Ringo, a golden retriever, avoided muscular dystrophy despite being bred with a faulty gene.

Ringo, a golden retriever born in 2003 in a Brazilian kennel, was never expected to live long. Researchers bred him and his littermates to inherit a gene mutation that causes severe muscular dystrophy. They hoped that the puppies would provide insight into Duchenne muscular dystrophy (DMD), an untreatable and ultimately fatal human disease caused by inactivation of the same gene.

But Ringo’s muscles didn't waste away like his littermates', and researchers have now determined why: he was born with another mutation that seems to have protected him from the disease, according to a paper published in Cell1. Scientists hope that by studying Ringo’s mutation — which has never before been linked to muscular dystrophy — they can find new treatments for the disease.

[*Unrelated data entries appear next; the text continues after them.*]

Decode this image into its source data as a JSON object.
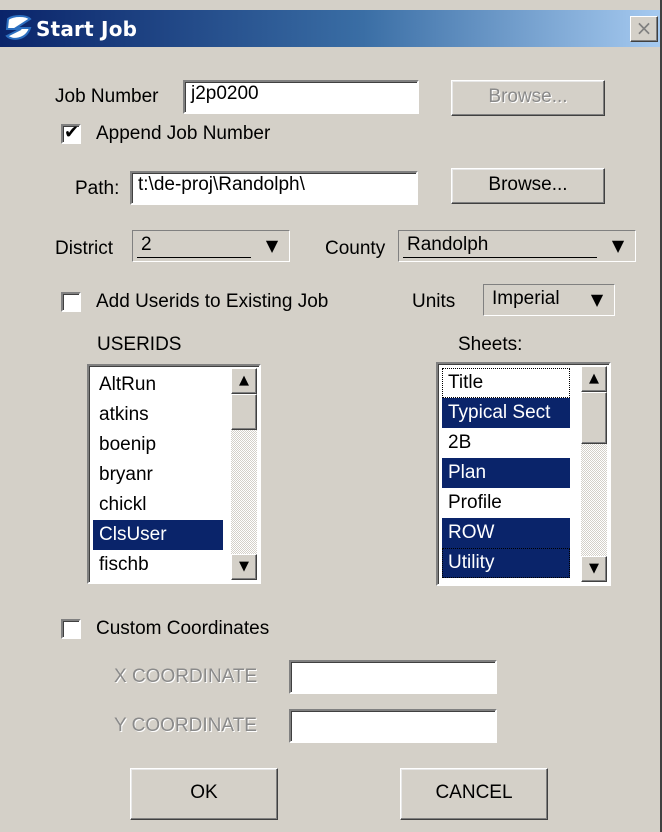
{
  "window": {
    "title": "Start Job",
    "close_label": "×"
  },
  "job": {
    "number_label": "Job Number",
    "number_value": "j2p0200",
    "browse_label": "Browse...",
    "append_label": "Append Job Number",
    "append_checked": true
  },
  "path": {
    "label": "Path:",
    "value": "t:\\de-proj\\Randolph\\",
    "browse_label": "Browse..."
  },
  "district": {
    "label": "District",
    "value": "2"
  },
  "county": {
    "label": "County",
    "value": "Randolph"
  },
  "add_userids": {
    "label": "Add Userids to Existing Job",
    "checked": false
  },
  "units": {
    "label": "Units",
    "value": "Imperial"
  },
  "userids": {
    "header": "USERIDS",
    "items": [
      {
        "label": "AltRun",
        "selected": false
      },
      {
        "label": "atkins",
        "selected": false
      },
      {
        "label": "boenip",
        "selected": false
      },
      {
        "label": "bryanr",
        "selected": false
      },
      {
        "label": "chickl",
        "selected": false
      },
      {
        "label": "ClsUser",
        "selected": true
      },
      {
        "label": "fischb",
        "selected": false
      }
    ]
  },
  "sheets": {
    "header": "Sheets:",
    "items": [
      {
        "label": "Title",
        "selected": false
      },
      {
        "label": "Typical Sect",
        "selected": true
      },
      {
        "label": "2B",
        "selected": false
      },
      {
        "label": "Plan",
        "selected": true
      },
      {
        "label": "Profile",
        "selected": false
      },
      {
        "label": "ROW",
        "selected": true
      },
      {
        "label": "Utility",
        "selected": true
      }
    ]
  },
  "custom_coords": {
    "label": "Custom Coordinates",
    "checked": false,
    "x_label": "X COORDINATE",
    "x_value": "",
    "y_label": "Y COORDINATE",
    "y_value": ""
  },
  "buttons": {
    "ok_label": "OK",
    "cancel_label": "CANCEL"
  },
  "icons": {
    "dropdown": "▼",
    "scroll_up": "▲",
    "scroll_down": "▼",
    "check": "✔"
  },
  "colors": {
    "selection": "#0a246a",
    "title_start": "#0a246a",
    "title_end": "#a6caf0",
    "face": "#d4d0c8"
  }
}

As many as 1 in 3,500 boys inherit mutations that produce a broken version of a protein called dystrophin, causing DMD. (The disease appears in boys because the dystrophin gene sits on the X chromosome, so girls must inherit two copies of the mutated gene to develop DMD.) The protein helps to hold muscle fibres together, and its absence disrupts the regenerative cycle that rebuilds muscle tissue. Eventually, fat and connective tissue replace muscle, and people with DMD often become reliant on a wheelchair before their teens. Few survive past their thirties.

Special cases

Some golden retriever females carry dystrophin mutations that cause a similar disease when passed onto male puppies. Dog breeders can prevent this through genetic screening. But Mayana Zatz, a geneticist at the University of São Paulo in Brazil, and her colleagues set out to breed puppies with the mutation to model the human disease.

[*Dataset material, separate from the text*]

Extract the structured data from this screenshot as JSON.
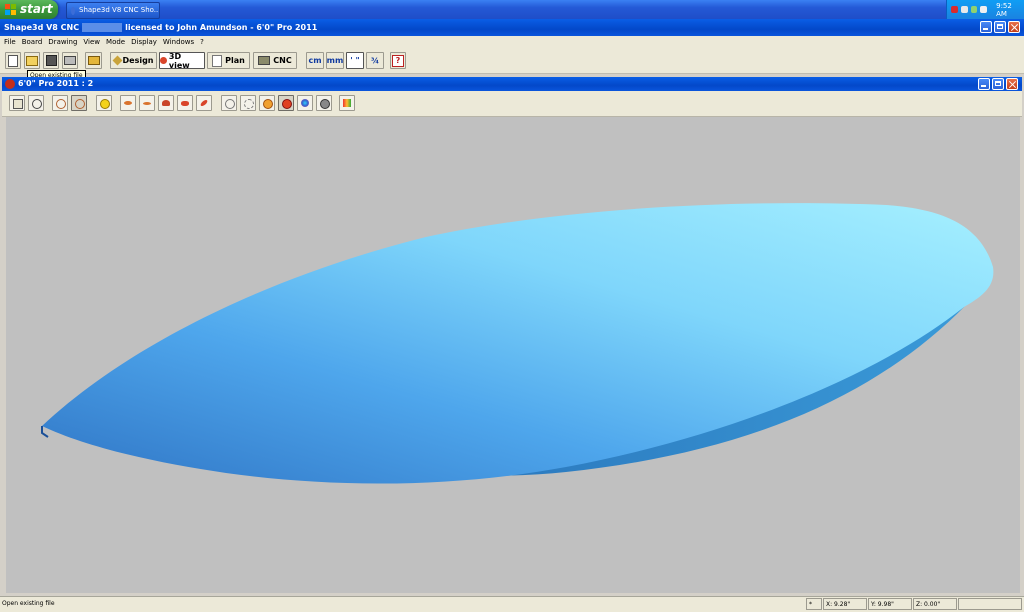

DNA testing confirmed that Ringo had inherited the dystrophin mutation, but he showed none of the severe symptoms. Ringo’s case flummoxed Zatz and her team, so she decided to follow his life closely in her laboratory’s kennel. “We treat the dogs here like children,” Zatz says. “They are very well kept, they have a place to run, they have sun, and air conditioning when it’s hot.”

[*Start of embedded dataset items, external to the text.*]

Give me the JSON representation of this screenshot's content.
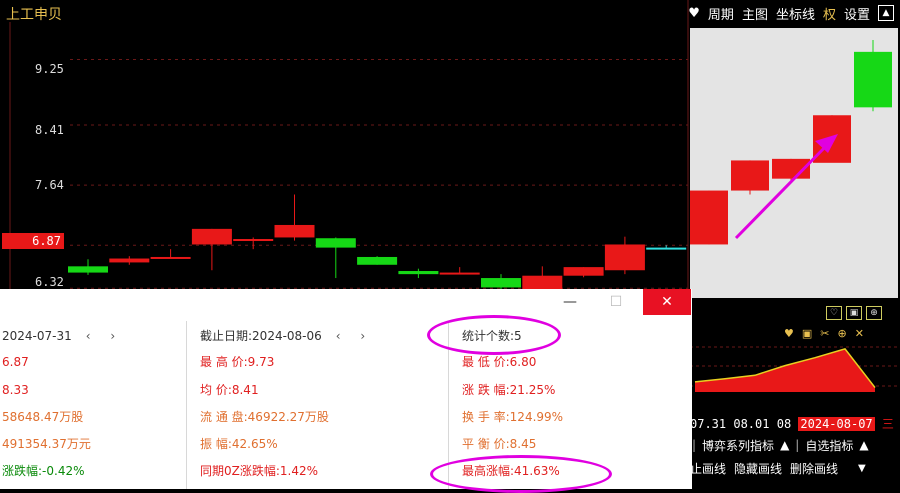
{
  "stock_title": "上工申贝",
  "toolbar": {
    "items": [
      {
        "name": "heart-icon",
        "glyph": "♥",
        "label": ""
      },
      {
        "name": "period",
        "label": "周期"
      },
      {
        "name": "main-chart",
        "label": "主图"
      },
      {
        "name": "axis-line",
        "label": "坐标线"
      },
      {
        "name": "rights",
        "label": "权",
        "highlight": true
      },
      {
        "name": "settings",
        "label": "设置"
      }
    ],
    "up_glyph": "▲"
  },
  "colors": {
    "up": "#e81818",
    "down": "#16d816",
    "grid": "#6a1818",
    "selection": "#e000e0",
    "accent": "#e8c050"
  },
  "y_labels": [
    "9.25",
    "8.41",
    "7.64",
    "6.87",
    "6.32"
  ],
  "chart_data": {
    "type": "candlestick",
    "ylim": [
      6.22,
      9.73
    ],
    "candles": [
      {
        "o": 6.6,
        "c": 6.52,
        "h": 6.69,
        "l": 6.49
      },
      {
        "o": 6.65,
        "c": 6.7,
        "h": 6.73,
        "l": 6.62
      },
      {
        "o": 6.71,
        "c": 6.72,
        "h": 6.82,
        "l": 6.7
      },
      {
        "o": 6.88,
        "c": 7.08,
        "h": 7.08,
        "l": 6.55
      },
      {
        "o": 6.94,
        "c": 6.95,
        "h": 6.97,
        "l": 6.82
      },
      {
        "o": 6.97,
        "c": 7.13,
        "h": 7.52,
        "l": 6.93
      },
      {
        "o": 6.96,
        "c": 6.84,
        "h": 6.97,
        "l": 6.45
      },
      {
        "o": 6.72,
        "c": 6.62,
        "h": 6.73,
        "l": 6.62
      },
      {
        "o": 6.54,
        "c": 6.5,
        "h": 6.57,
        "l": 6.45
      },
      {
        "o": 6.51,
        "c": 6.52,
        "h": 6.59,
        "l": 6.5
      },
      {
        "o": 6.45,
        "c": 6.33,
        "h": 6.5,
        "l": 6.3
      },
      {
        "o": 6.3,
        "c": 6.48,
        "h": 6.6,
        "l": 6.26
      },
      {
        "o": 6.48,
        "c": 6.59,
        "h": 6.59,
        "l": 6.46
      },
      {
        "o": 6.55,
        "c": 6.88,
        "h": 6.98,
        "l": 6.5
      },
      {
        "o": 6.84,
        "c": 6.84,
        "h": 6.87,
        "l": 6.84
      }
    ],
    "zoom_candles": [
      {
        "o": 6.87,
        "c": 7.55,
        "h": 7.55,
        "l": 6.87
      },
      {
        "o": 7.55,
        "c": 7.93,
        "h": 7.93,
        "l": 7.5
      },
      {
        "o": 7.7,
        "c": 7.95,
        "h": 7.95,
        "l": 7.67
      },
      {
        "o": 7.9,
        "c": 8.5,
        "h": 8.5,
        "l": 7.92
      },
      {
        "o": 8.6,
        "c": 9.3,
        "h": 9.45,
        "l": 8.55
      }
    ],
    "mini_series": [
      0.23,
      0.3,
      0.38,
      0.6,
      0.78,
      0.98,
      0.1
    ]
  },
  "mini_icons_1": [
    "♡",
    "▣",
    "⊕"
  ],
  "mini_icons_2": [
    "♥",
    "▣",
    "✂",
    "⊕",
    "✕"
  ],
  "mini_dates": {
    "d1": "07.31",
    "d2": "08.01",
    "d3": "08",
    "current": "2024-08-07",
    "weekday": "三"
  },
  "bottom_bar1": {
    "a": "博弈系列指标",
    "b": "自选指标"
  },
  "bottom_bar2": {
    "a": "止画线",
    "b": "隐藏画线",
    "c": "删除画线"
  },
  "dialog": {
    "rows": [
      {
        "c1": "2024-07-31",
        "c1_nav": "‹ ›",
        "c2": "截止日期:2024-08-06",
        "c2_nav": "‹ ›",
        "c3": "统计个数:5"
      },
      {
        "c1": "6.87",
        "c2": "最 高 价:9.73",
        "c3": "最 低 价:6.80"
      },
      {
        "c1": "8.33",
        "c2": "均    价:8.41",
        "c3": "涨 跌 幅:21.25%"
      },
      {
        "c1": "58648.47万股",
        "c2": "流 通 盘:46922.27万股",
        "c3": "换 手 率:124.99%"
      },
      {
        "c1": "491354.37万元",
        "c2": "振    幅:42.65%",
        "c3": "平 衡 价:8.45"
      },
      {
        "c1": "涨跌幅:-0.42%",
        "c2": "同期0Z涨跌幅:1.42%",
        "c3": "最高涨幅:41.63%"
      }
    ],
    "close_glyph": "✕",
    "min_glyph": "—",
    "max_glyph": "☐"
  }
}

Ringo proved something of a troublemaker. “When people would leave the door open he would run and mate,” Zatz says. In total, Ringo sired 49 puppies with four different females — “from natural intercourse”, she and colleagues note in one paper2. One of his puppies, Suflair, also never developed full muscular dystrophy, despite inheriting a faulty dystrophin gene.

“These were two very unusual dogs, the father and the son, so we decided to map what gene might be the modifier,” says Louis Kunkel, a geneticist at Boston Children's Hospital in Massachusetts, who first identified the gene and protein responsible for DMD in the 1980s3. Kunkel became involved with Ringo and Suflair when a former graduate student in Zatz’s lab, Natassia Viera, did a postdoc in his lab.

Rescue gene

The team compared the genomes of Ringo and Suflair with those of other golden retrievers with muscular dystrophy and identified a mutation in a development gene, Jagged1, that distinguished the father and son from 31 severely affected dogs in the same colony. The muscles of Ringo and his son harboured higher levels of the Jagged1 protein compared with affected dogs. When the researchers mimicked this trait in zebrafish lacking dystrophin, it also protected the fish from muscle tearing and other symptoms of muscular dystrophy.

Kunkel says that the team does not yet know how higher levels of Jagged1 protect the dogs from muscular dystrophy. The protein is a player in a pathway with a role in many aspects of biology, including muscle development and regeneration. Perhaps, says Kunkel, Ringo and Suflair’s Jagged1 mutation compensates for the muscle regeneration problems caused by a lack of dystrophin. They are now looking for drugs that produce higher levels of Jagged1 in mice and zebrafish. But Kunkel cautions that it will be difficult to mimic the dogs' exact biology with a drug.

Elizabeth McNally, a geneticist at Northwestern University Feinberg School of Medicine in Chicago, Illinois, thinks that mutations that counteract muscular dystrophy could point to new treatments — not only for DMD, but also for other causes of muscle atrophy including old age. “I love that it came out of the dog model,” she says.

Ringo died last year aged 11, within the normal lifespan for a golden retriever. Nearly 10 years old, Suflair is now showing his age too. “Suflair can walk but he can’t jump anymore,” Zatz says. “But he’s an old dog.”

Journal name:
Nature
DOI:
doi:10.1038/nature.2015.18784

References

  1. Vieira, N. M. et al. Cell 163, 110 (2015).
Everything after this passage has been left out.